Practicing resiliency in parking through energy adaptations

Author: 
Paul Wessel
Published on: 
07/01/2016

In addition to trying to prevent the acceleration of climate change, we’ve got to adapt to it. Resiliency is about that adaptation, about building structures and systems able to withstand those “once every hundred year” storms that come with increasing frequency.

Parking garages are durable and often adaptable. They can serve as emergency staging areas, house backup energy generation or storage or be retrofitted for distributed generation. In “Learning to Bounce Back,” Andrew Zolli writes: 

Resilience thinking is starting to shape how urban planners in big cities think about updating antiquated infrastructure, much of which is robust in the face of normal threats like equipment failures but…fragile in the face of unanticipated shocks like flooding, pandemics, terrorism or energy shortages.

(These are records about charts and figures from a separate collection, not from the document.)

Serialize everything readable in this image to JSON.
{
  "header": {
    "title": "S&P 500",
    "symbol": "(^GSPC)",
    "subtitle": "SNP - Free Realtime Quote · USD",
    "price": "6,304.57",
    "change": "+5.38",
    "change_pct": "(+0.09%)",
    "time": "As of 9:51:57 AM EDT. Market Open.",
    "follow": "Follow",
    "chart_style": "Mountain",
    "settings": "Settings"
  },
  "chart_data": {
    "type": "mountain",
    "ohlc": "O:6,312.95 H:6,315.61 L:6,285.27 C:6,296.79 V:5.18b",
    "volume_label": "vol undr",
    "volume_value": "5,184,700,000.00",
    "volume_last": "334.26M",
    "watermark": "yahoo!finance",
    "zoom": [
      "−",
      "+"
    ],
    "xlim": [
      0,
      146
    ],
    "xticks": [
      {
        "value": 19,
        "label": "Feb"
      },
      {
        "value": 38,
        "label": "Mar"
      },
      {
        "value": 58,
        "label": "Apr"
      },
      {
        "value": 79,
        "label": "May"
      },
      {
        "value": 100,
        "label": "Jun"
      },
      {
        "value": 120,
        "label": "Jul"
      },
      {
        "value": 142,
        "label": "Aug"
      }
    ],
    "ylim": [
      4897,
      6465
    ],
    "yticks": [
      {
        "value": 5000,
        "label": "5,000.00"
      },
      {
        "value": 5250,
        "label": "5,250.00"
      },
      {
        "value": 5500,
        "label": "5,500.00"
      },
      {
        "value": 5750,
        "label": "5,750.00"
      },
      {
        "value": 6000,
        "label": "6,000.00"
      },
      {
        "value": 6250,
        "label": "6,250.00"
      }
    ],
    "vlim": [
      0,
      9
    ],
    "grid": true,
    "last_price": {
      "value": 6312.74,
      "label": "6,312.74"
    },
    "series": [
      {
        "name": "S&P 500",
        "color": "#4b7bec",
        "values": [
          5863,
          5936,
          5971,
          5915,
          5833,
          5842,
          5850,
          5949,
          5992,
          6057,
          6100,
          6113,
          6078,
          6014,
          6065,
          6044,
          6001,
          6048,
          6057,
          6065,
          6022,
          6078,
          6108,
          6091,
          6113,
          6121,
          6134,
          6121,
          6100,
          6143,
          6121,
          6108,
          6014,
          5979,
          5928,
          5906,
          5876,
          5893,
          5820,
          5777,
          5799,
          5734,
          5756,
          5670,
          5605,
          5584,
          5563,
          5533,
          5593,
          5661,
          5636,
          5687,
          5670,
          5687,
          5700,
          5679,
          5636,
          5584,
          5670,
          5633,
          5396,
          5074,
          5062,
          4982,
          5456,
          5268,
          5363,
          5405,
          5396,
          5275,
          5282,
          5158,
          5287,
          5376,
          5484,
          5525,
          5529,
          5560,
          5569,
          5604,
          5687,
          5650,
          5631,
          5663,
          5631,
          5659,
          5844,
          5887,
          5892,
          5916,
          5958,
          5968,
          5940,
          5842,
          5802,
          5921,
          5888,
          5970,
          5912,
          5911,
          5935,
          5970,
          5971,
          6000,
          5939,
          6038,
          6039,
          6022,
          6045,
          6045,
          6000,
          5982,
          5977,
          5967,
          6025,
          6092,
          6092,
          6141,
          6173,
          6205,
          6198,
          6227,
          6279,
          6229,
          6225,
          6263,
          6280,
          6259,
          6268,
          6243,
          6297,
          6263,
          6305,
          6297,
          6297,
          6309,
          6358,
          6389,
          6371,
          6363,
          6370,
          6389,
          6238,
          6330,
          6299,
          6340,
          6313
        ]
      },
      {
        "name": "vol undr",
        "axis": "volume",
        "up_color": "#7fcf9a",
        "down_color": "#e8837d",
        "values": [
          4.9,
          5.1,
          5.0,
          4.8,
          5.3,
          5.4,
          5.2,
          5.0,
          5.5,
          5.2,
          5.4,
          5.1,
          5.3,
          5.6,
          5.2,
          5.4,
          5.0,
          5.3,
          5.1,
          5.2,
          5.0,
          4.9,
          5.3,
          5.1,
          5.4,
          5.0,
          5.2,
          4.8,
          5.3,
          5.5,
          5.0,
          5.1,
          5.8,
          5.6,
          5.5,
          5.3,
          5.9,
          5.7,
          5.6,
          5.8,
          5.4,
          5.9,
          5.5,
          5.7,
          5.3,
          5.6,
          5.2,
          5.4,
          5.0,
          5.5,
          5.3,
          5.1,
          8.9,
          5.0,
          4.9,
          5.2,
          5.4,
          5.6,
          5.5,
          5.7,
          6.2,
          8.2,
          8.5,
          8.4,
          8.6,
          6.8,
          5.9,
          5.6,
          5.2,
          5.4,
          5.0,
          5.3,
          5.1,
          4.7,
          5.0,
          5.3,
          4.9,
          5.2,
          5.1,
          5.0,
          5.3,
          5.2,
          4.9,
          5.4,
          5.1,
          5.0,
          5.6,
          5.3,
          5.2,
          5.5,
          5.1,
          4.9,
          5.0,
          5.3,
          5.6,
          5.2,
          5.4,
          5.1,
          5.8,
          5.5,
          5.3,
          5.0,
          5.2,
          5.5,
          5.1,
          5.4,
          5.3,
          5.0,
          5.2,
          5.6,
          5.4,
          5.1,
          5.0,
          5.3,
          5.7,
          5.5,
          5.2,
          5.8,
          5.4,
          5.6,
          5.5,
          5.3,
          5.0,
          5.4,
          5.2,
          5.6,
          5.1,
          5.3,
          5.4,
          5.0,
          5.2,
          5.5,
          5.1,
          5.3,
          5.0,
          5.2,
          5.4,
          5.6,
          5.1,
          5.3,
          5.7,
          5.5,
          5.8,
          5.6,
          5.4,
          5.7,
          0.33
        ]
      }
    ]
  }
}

In one example of such adaptation, Related Companies removed nine parking spaces at Manhattan Plaza, a 1,689-unit New York City residential complex, and installed two 350-kilowatt cogeneration plants. Using this parking area, the complex was made stronger and more efficient through the addition of this power source and redundancy.

Two blocks west of New York City’s theater district on West 43rd Street, Manhattan Plaza was conceived as part of an effort to revitalize the Hell’s Kitchen area. Since opening in 1977, it has become the anchor of a thriving neighborhood of shops, restaurants, theaters and new housing.